As someone in infosec, how do you handle your personal email?

I got tired of Gmail reading everything, so I built a self-hosted
alternative with:
- X25519 + AES-256-GCM encryption
- Postfix/Dovecot on a French VPS
- SPF/DKIM/DMARC + fail2ban
- An AI cockpit that classifies urgent vs noise

Curious what setups other infosec people use. ProtonMail?
Self-hosted? Something else?

#infosec #email #privacy #selfhosted #encryption

@bobbricoleur Self-hosting is always preferred. It is a lot of work. Many mail services still pre-emptively block self-hosting for spam despite spammers not doing self-hosting. It is too easy to add self-hosting to blocklists and some people do this automatically and without cause. Once on it is difficult to get off. Most mail services do collect and retain mail messages. Tuta and proton say they do not retain mail. Tuta and Proton encrypt mail at rest but they possess the keys. Proton may only allow entprise accounts to use smtp. Tuta seems to allow only imaps.

Ymmv.

Bonne chance.

@hotarubiko thanks a lot for this view , very interesting. so basically Proton, provide you the key that they also have in their server ?

@bobbricoleur For the mail at rest? Proton will show you the key. It is your settings last time I checked. It is PGP. Strictly TLS is used to send/receive mail for imaps and smtp.

You can download mail messages though they do not make it easy. The messages will be decrypted for download.

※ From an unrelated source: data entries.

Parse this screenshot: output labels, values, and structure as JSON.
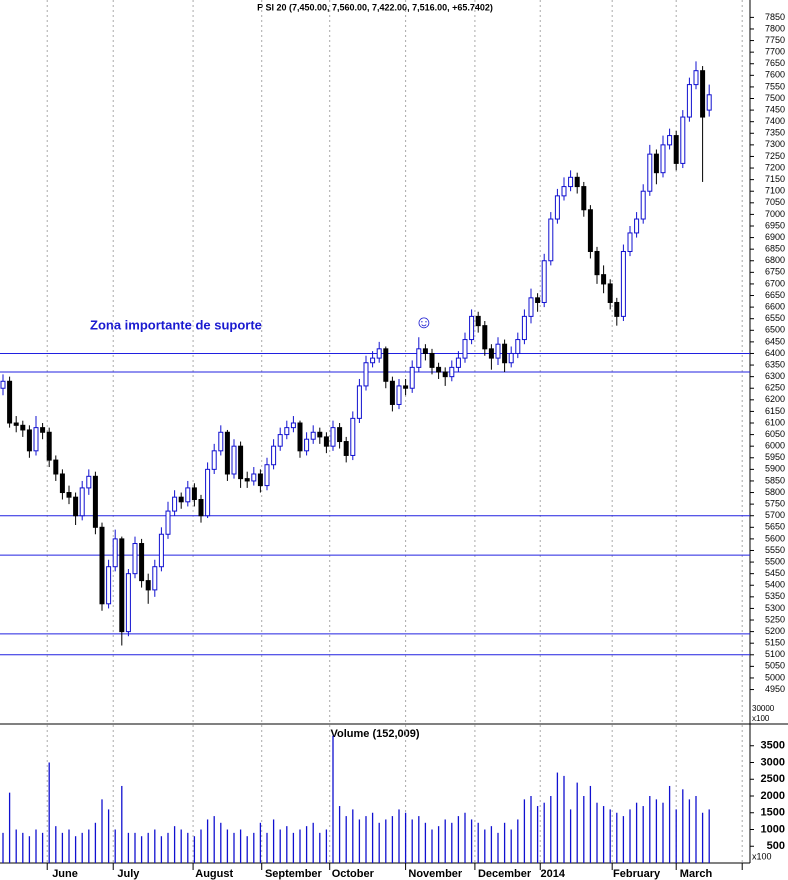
{
  "chart_data": {
    "type": "candlestick",
    "title": "P SI 20 (7,450.00, 7,560.00, 7,422.00, 7,516.00, +65.7402)",
    "annotation": "Zona importante de suporte",
    "symbol": "☺",
    "ylim": [
      4810,
      7925
    ],
    "yticks": [
      4950,
      5000,
      5050,
      5100,
      5150,
      5200,
      5250,
      5300,
      5350,
      5400,
      5450,
      5500,
      5550,
      5600,
      5650,
      5700,
      5750,
      5800,
      5850,
      5900,
      5950,
      6000,
      6050,
      6100,
      6150,
      6200,
      6250,
      6300,
      6350,
      6400,
      6450,
      6500,
      6550,
      6600,
      6650,
      6700,
      6750,
      6800,
      6850,
      6900,
      6950,
      7000,
      7050,
      7100,
      7150,
      7200,
      7250,
      7300,
      7350,
      7400,
      7450,
      7500,
      7550,
      7600,
      7650,
      7700,
      7750,
      7800,
      7850
    ],
    "price_scale_labels": [
      "30000",
      "x100"
    ],
    "support_lines": [
      6400,
      6320,
      5700,
      5530,
      5190,
      5100
    ],
    "support_color": "#2020e0",
    "up_color": "#1010d0",
    "down_color": "#000000",
    "month_labels": [
      {
        "index": 9.4,
        "label": "June"
      },
      {
        "index": 19,
        "label": "July"
      },
      {
        "index": 32,
        "label": "August"
      },
      {
        "index": 44,
        "label": "September"
      },
      {
        "index": 53,
        "label": "October"
      },
      {
        "index": 65.5,
        "label": "November"
      },
      {
        "index": 76,
        "label": "December"
      },
      {
        "index": 83.3,
        "label": "2014"
      },
      {
        "index": 96,
        "label": "February"
      },
      {
        "index": 105,
        "label": "March"
      }
    ],
    "month_starts": [
      6.7,
      16.7,
      28.8,
      39.2,
      49.5,
      61,
      71.5,
      81.4,
      92.3,
      102,
      112
    ],
    "open": [
      6250,
      6280,
      6100,
      6090,
      6070,
      5980,
      6080,
      6060,
      5940,
      5880,
      5800,
      5780,
      5700,
      5820,
      5870,
      5650,
      5320,
      5480,
      5600,
      5200,
      5450,
      5580,
      5420,
      5380,
      5480,
      5620,
      5720,
      5780,
      5760,
      5820,
      5770,
      5700,
      5900,
      5980,
      6060,
      5880,
      6000,
      5860,
      5850,
      5880,
      5830,
      5920,
      6000,
      6050,
      6080,
      6100,
      5980,
      6030,
      6060,
      6040,
      6000,
      6080,
      6020,
      5960,
      6120,
      6260,
      6360,
      6380,
      6420,
      6280,
      6180,
      6260,
      6250,
      6340,
      6420,
      6400,
      6340,
      6320,
      6300,
      6340,
      6380,
      6460,
      6560,
      6520,
      6420,
      6380,
      6440,
      6360,
      6400,
      6460,
      6560,
      6640,
      6620,
      6800,
      6980,
      7080,
      7120,
      7160,
      7120,
      7020,
      6840,
      6740,
      6700,
      6620,
      6560,
      6840,
      6920,
      6980,
      7100,
      7260,
      7180,
      7300,
      7340,
      7220,
      7420,
      7560,
      7620,
      7450
    ],
    "high": [
      6310,
      6300,
      6130,
      6110,
      6090,
      6130,
      6100,
      6080,
      5960,
      5900,
      5830,
      5800,
      5850,
      5900,
      5890,
      5670,
      5510,
      5640,
      5610,
      5470,
      5610,
      5600,
      5450,
      5510,
      5650,
      5760,
      5810,
      5800,
      5850,
      5840,
      5790,
      5930,
      6010,
      6090,
      6070,
      6030,
      6020,
      5890,
      5910,
      5900,
      5950,
      6030,
      6080,
      6110,
      6130,
      6110,
      6060,
      6090,
      6080,
      6060,
      6110,
      6100,
      6040,
      6150,
      6290,
      6390,
      6410,
      6450,
      6430,
      6300,
      6290,
      6290,
      6370,
      6470,
      6440,
      6420,
      6360,
      6340,
      6370,
      6410,
      6490,
      6590,
      6580,
      6540,
      6440,
      6470,
      6460,
      6430,
      6490,
      6590,
      6680,
      6660,
      6830,
      7010,
      7110,
      7160,
      7190,
      7180,
      7140,
      7040,
      6860,
      6780,
      6720,
      6640,
      6870,
      6950,
      7010,
      7130,
      7300,
      7280,
      7340,
      7370,
      7360,
      7450,
      7590,
      7660,
      7640,
      7560
    ],
    "low": [
      6220,
      6080,
      6060,
      6040,
      5950,
      5960,
      6030,
      5910,
      5850,
      5770,
      5750,
      5660,
      5680,
      5790,
      5620,
      5290,
      5300,
      5460,
      5140,
      5180,
      5430,
      5390,
      5320,
      5350,
      5460,
      5600,
      5700,
      5730,
      5740,
      5740,
      5670,
      5690,
      5880,
      5960,
      5850,
      5860,
      5820,
      5820,
      5830,
      5800,
      5810,
      5900,
      5980,
      6030,
      6060,
      5950,
      5960,
      6010,
      6010,
      5970,
      5980,
      5990,
      5930,
      5940,
      6100,
      6240,
      6340,
      6360,
      6250,
      6150,
      6160,
      6220,
      6230,
      6320,
      6370,
      6310,
      6290,
      6260,
      6280,
      6320,
      6360,
      6440,
      6490,
      6390,
      6330,
      6350,
      6320,
      6340,
      6380,
      6440,
      6530,
      6580,
      6600,
      6780,
      6960,
      7060,
      7100,
      7090,
      6990,
      6810,
      6700,
      6660,
      6590,
      6520,
      6540,
      6820,
      6900,
      6960,
      7080,
      7130,
      7160,
      7280,
      7190,
      7200,
      7400,
      7540,
      7140,
      7422
    ],
    "close": [
      6280,
      6100,
      6090,
      6070,
      5980,
      6080,
      6060,
      5940,
      5880,
      5800,
      5780,
      5700,
      5820,
      5870,
      5650,
      5320,
      5480,
      5600,
      5200,
      5450,
      5580,
      5420,
      5380,
      5480,
      5620,
      5720,
      5780,
      5760,
      5820,
      5770,
      5700,
      5900,
      5980,
      6060,
      5880,
      6000,
      5860,
      5850,
      5880,
      5830,
      5920,
      6000,
      6050,
      6080,
      6100,
      5980,
      6030,
      6060,
      6040,
      6000,
      6080,
      6020,
      5960,
      6120,
      6260,
      6360,
      6380,
      6420,
      6280,
      6180,
      6260,
      6250,
      6340,
      6420,
      6400,
      6340,
      6320,
      6300,
      6340,
      6380,
      6460,
      6560,
      6520,
      6420,
      6380,
      6440,
      6360,
      6400,
      6460,
      6560,
      6640,
      6620,
      6800,
      6980,
      7080,
      7120,
      7160,
      7120,
      7020,
      6840,
      6740,
      6700,
      6620,
      6560,
      6840,
      6920,
      6980,
      7100,
      7260,
      7180,
      7300,
      7340,
      7220,
      7420,
      7560,
      7620,
      7420,
      7516
    ],
    "volume_title": "Volume (152,009)",
    "volume_unit": "x100",
    "volume_color": "#1010d0",
    "vylim": [
      0,
      4000
    ],
    "vyticks": [
      500,
      1000,
      1500,
      2000,
      2500,
      3000,
      3500
    ],
    "volume": [
      900,
      2100,
      1000,
      900,
      800,
      1000,
      900,
      3000,
      1100,
      900,
      1000,
      800,
      900,
      1000,
      1200,
      1900,
      1600,
      1000,
      2300,
      900,
      900,
      800,
      900,
      1000,
      800,
      900,
      1100,
      1000,
      900,
      800,
      1000,
      1300,
      1400,
      1200,
      1000,
      900,
      1000,
      800,
      900,
      1200,
      900,
      1300,
      1000,
      1100,
      900,
      1000,
      1100,
      1200,
      900,
      1000,
      3800,
      1700,
      1400,
      1600,
      1300,
      1400,
      1500,
      1200,
      1300,
      1400,
      1600,
      1500,
      1300,
      1400,
      1200,
      1000,
      1100,
      1300,
      1200,
      1400,
      1500,
      1300,
      1200,
      1000,
      1100,
      900,
      1200,
      1000,
      1300,
      1900,
      2000,
      1700,
      1800,
      2000,
      2700,
      2600,
      1600,
      2400,
      2000,
      2300,
      1800,
      1700,
      1600,
      1500,
      1400,
      1600,
      1800,
      1700,
      2000,
      1900,
      1800,
      2300,
      1600,
      2200,
      1900,
      2000,
      1500,
      1600
    ]
  }
}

@hotarubiko Right, so the E2E is really between Proton users only. Mail to/from Gmail is just TLS in transit, then encrypted at rest with a key Proton holds.

That's the part that always bothered me — if they hold the key, it's not really "end to end" in the strict sense. It's "encrypted at rest with
provider-managed keys."

True E2E would mean they can't read it even if subpoenaed. But then you lose search, spam filtering, all the server-side features...

It's a real trade-off. Have you found anything that solves both?

@bobbricoleur Each user has it´s own key which only encrypts mail at rest. I do not know if they made the effort to encrypt internal mail transfers. I do not know of any service that does so. I do not know if messages in queue are also encrypted. It would be reasonable to encrypt filesystems that the queues are on.

The only reasonable solution I find so far is encrypt messages before sending provided that correspondents agree and share keys.

Proton is in Switzerland and subject to Swiss privacy laws. It would be extremely difficult for foreign powers to get around them. Self-hosters in Switzerland probably are protected as well, but less so, if at all, in most other countries.

Switzerland, like almost every other country has tax treaties which allow tax and enforcement authorities to get information on financial transactions, such as those paying for mail services, almost on demand. That is pretty much all they can get without approval of a Swiss court. They may be unable to get messages from the servers or seize the servers but when the sender or recipient is known they can get their financial metadata. This metadata is how a Proton user sending criminally threatening emails recently was caught.